Author(s): Liapis G., Lazaridis A., Vlahavas I.

Keywords: Gamification, serious game, escape room, team building, machine learning, deep reinforcement learning

Tags:

Abstract: Gamification, which is considered to be an efficient practice for learning through play, can be significantly expanded by Artificial Intelligence methods, and particularly Machine Learning. Nowadays, different industries employ a variety of applications based on gamification to create coherent and effective teams, e.g., by assigning roles based on the knowledge, understanding, and relationships between members. In this paper, we explore an online Escape Room experience that incorporates a variety of Raven-inspired intelligence tests and team-members communication, combined with Machine Learning methods. More particularly, we implemented state-of-the-art Deep Reinforcement Learning (Deep RL) agents, which are used for emulating human-like behaviour to navigate and interact with the 3D rooms, as well as to solve the tests.
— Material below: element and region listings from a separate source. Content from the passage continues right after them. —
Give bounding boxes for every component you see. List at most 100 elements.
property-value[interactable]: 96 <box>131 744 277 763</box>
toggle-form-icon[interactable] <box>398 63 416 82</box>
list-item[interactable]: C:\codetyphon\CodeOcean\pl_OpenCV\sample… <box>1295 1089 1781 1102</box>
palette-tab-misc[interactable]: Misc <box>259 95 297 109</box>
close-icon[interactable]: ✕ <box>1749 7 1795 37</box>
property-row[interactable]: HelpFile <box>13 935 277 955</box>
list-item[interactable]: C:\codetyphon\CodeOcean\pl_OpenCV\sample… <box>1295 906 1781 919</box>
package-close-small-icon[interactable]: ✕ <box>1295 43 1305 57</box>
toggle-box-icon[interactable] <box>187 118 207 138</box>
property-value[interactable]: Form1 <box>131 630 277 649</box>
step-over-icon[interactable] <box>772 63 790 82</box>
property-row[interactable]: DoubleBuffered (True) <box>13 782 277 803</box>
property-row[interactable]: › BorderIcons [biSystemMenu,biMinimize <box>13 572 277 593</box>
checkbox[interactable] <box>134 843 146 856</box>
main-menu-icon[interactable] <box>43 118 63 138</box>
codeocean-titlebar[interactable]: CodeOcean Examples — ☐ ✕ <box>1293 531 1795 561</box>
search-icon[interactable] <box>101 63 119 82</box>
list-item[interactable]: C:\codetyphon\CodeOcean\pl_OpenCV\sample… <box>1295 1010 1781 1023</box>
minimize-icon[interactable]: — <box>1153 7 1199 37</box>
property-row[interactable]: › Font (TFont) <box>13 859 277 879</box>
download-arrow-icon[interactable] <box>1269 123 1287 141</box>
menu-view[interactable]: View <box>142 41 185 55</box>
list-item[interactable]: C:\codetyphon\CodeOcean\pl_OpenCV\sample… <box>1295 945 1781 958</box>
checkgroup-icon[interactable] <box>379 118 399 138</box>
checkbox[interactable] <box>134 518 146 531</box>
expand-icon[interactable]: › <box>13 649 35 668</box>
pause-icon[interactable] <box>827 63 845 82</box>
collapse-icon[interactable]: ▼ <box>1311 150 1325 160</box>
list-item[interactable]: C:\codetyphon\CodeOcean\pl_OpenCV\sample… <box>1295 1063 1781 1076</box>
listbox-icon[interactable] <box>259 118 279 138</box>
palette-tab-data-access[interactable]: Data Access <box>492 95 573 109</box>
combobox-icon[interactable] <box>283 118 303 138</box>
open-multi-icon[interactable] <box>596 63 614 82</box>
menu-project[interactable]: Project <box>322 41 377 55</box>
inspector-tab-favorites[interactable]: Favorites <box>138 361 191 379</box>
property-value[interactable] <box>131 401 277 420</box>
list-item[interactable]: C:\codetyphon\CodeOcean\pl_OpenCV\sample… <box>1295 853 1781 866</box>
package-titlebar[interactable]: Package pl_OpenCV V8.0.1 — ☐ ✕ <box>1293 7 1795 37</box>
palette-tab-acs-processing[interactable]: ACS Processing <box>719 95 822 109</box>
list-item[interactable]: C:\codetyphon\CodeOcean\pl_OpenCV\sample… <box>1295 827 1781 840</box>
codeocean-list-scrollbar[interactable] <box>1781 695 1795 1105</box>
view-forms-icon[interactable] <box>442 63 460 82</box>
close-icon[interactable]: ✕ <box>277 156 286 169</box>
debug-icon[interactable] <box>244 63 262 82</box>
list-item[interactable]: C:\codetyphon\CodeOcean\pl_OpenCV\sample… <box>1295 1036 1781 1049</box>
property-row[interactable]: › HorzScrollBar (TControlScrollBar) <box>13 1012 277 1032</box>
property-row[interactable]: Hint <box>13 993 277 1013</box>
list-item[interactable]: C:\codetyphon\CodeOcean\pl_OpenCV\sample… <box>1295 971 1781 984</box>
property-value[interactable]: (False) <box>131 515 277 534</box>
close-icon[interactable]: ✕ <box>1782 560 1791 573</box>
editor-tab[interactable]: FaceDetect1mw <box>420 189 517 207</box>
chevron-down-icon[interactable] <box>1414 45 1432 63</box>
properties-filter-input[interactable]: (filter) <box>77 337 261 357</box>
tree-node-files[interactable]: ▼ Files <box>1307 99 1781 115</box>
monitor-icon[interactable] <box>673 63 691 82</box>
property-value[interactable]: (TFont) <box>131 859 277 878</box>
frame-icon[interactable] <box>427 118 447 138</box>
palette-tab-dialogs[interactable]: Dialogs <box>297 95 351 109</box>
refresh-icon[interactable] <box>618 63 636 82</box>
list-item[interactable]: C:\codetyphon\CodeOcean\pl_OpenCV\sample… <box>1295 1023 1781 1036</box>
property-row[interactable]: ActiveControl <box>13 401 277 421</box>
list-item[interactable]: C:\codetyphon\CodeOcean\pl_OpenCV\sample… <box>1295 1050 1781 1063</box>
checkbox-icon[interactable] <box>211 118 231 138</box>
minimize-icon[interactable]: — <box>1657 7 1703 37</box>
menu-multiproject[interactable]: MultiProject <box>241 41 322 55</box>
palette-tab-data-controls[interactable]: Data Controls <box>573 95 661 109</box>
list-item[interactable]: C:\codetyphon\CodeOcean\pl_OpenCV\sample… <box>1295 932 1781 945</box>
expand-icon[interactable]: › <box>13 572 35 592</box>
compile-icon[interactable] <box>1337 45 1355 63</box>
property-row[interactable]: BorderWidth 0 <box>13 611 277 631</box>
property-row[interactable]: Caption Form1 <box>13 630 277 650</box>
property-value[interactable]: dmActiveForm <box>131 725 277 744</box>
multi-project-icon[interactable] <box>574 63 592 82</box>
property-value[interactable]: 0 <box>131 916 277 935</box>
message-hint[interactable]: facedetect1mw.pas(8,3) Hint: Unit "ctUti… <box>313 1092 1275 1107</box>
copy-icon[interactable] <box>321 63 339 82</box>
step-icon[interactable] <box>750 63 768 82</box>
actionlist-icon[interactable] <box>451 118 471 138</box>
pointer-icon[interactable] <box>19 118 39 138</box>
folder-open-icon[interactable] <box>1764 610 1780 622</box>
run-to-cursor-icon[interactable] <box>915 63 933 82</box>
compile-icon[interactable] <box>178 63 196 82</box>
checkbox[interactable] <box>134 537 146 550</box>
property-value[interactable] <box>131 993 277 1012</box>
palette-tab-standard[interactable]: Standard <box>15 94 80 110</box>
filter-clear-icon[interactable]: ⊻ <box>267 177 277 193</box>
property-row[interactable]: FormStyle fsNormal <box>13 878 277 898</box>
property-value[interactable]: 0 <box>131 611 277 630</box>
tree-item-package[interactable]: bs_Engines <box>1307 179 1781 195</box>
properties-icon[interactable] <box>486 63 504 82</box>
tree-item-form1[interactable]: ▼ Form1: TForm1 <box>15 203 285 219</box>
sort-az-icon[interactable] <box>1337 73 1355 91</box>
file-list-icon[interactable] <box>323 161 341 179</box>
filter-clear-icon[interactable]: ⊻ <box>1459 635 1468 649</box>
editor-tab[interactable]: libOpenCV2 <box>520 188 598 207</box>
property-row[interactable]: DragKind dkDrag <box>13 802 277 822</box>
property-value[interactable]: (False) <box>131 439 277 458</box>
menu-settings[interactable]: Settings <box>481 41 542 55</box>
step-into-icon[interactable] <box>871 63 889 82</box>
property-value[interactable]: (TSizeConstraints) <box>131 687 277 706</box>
The RL agents simulate behavioural elements based on OCEAN personality traits model, such as openness, conscientiousness, and neuroticism, while also generating a big number of gameplay data. Analysis shows that their particular behavioural patterns have a significant effect on their performance, stability and time required to solve tasks. These findings allowed us to produce new performance metrics for a generic escape room model, which can categorize human play styles according to the OCEAN Five personality trait model. This approach effectively analyses the teams' behaviour concerning both individual and overall performance.